Documentary Exposes Sugar Habit

To understand the implications of America’s love affair with sugar, Hamilton recommends a recent documentary film, Fed Up. A website for the film includes discussion materials, resources and these facts:

  • In 2012, Americans consumed an average of 765 grams of sugar every five days, or 130 pounds each year.
  • There is overwhelming evidence of the link between obesity and the consumption of sweetened beverages, such as soft drinks, energy drinks, sweet teas, and sports drinks.
  • One soda a day increases a child’s chance of obesity by 60 percent.
  • Almost 45 percent of overweight or obese children ages 10 to 17 are low-income.
  • People who drink one to two sugar-sweetened beverages per day have a 26 percent higher risk for developing type II diabetes.

Vermont’s Role in Curbing Sugar

Even with these dire statistics, however, Hamilton has faith that Vermont can make a difference by taking the lead.

“Vermonters have a strong history of coming together to connect community organizations and people around issues that matter to the well-being of our citizens,” she says. “Raising our awareness of the risks of sugar and the importance of food choices is critical to our well-being, our children’s health and of the costs of our health system long term.”

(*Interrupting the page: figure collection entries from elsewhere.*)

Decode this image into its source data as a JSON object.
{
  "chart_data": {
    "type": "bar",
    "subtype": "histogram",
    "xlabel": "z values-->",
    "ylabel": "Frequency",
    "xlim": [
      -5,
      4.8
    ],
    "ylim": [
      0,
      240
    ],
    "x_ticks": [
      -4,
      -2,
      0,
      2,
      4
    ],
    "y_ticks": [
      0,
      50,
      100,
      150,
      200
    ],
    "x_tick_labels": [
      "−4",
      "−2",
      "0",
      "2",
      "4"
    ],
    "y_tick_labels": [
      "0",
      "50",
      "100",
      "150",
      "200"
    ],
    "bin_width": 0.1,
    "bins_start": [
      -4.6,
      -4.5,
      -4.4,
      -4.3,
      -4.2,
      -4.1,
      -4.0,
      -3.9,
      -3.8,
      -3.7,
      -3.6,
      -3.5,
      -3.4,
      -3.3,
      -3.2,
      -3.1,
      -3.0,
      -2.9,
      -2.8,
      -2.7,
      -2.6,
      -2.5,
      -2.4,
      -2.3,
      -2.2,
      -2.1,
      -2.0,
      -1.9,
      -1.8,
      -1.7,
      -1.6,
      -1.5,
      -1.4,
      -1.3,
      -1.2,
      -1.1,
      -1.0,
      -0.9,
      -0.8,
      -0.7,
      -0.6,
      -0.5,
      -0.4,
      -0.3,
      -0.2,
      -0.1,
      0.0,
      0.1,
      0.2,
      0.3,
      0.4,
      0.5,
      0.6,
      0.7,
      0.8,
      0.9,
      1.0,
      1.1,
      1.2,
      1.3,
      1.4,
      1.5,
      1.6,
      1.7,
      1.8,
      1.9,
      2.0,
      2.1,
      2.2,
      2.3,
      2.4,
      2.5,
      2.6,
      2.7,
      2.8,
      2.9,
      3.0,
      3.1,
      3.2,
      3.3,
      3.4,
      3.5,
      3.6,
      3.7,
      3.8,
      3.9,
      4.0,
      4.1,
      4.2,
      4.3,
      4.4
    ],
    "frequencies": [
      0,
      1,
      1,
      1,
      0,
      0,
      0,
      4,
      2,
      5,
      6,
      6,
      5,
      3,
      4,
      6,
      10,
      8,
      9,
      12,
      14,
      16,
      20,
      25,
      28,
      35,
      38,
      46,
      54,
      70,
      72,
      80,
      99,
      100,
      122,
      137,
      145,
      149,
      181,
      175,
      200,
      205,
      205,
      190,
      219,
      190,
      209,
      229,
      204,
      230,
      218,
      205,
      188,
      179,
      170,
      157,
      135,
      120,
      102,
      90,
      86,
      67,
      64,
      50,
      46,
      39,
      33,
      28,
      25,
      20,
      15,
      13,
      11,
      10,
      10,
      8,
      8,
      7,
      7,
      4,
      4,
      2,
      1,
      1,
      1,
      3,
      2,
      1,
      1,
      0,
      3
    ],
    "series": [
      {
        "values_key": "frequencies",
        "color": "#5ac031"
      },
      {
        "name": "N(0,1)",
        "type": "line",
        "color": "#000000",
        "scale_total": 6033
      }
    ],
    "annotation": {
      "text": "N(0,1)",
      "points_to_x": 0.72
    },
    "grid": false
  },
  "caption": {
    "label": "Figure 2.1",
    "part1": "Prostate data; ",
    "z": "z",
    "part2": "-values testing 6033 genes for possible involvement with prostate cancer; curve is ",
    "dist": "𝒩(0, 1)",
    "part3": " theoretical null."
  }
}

Pay Attention to Food Labels

And how can we change our habit?

Change can start when you’re standing in the grocery aisle, weighing what to buy, Hamilton says. Pay attentions to food labels, especially the sugar content and ingredients. Besides plain old “sugar,” be aware of these different names for sugar:

  • Anhydrous dextrose
  • Brown sugar
  • Confectioner’s powdered sugar
  • Corn syrup and corn syrup solids
  • Dextrose
  • Fructose
  • High-fructose corn syrup (HFCS)
  • Honey
  • Invert sugar
  • Lactose
  • Malt syrup
  • Maltose
  • Maple syrup
  • Molasses
  • Nectars (e.g., peach nectar, pear nectar) and fruit nectar
  • Pancake syrup
  • Raw sugar
  • Sucrose
  • White granulated sugar
  • Cane juice
  • Evaporated corn sweetener
  • Fruit juice and fruit juice concentrate, dehydrated fruit juice, fruit juice crystals
  • Crystal dextrose
  • Glucose
  • Liquid fructose
  • Sugar cane juice
  • Dextrin
  • Maltodextrin
  • Dextran
  • Barley malt
  • Beet sugar
  • Caramel
  • Buttered syrup
  • Carob syrup
  • Date sugar
  • Diatase
  • Diatastic malt
  • Golden syrup
  • Turbinado
  • Sorghum syrup
  • Refiner’s syrup
  • Ethyl maltol
  • Yellow sugar
  • And don’t forget carbohydrates. They break down into sugar.

Maybe it’s easiest to remember what food author and journalist Michael Pollan says: “Don’t eat anything your great-grandmother wouldn’t recognize as food.”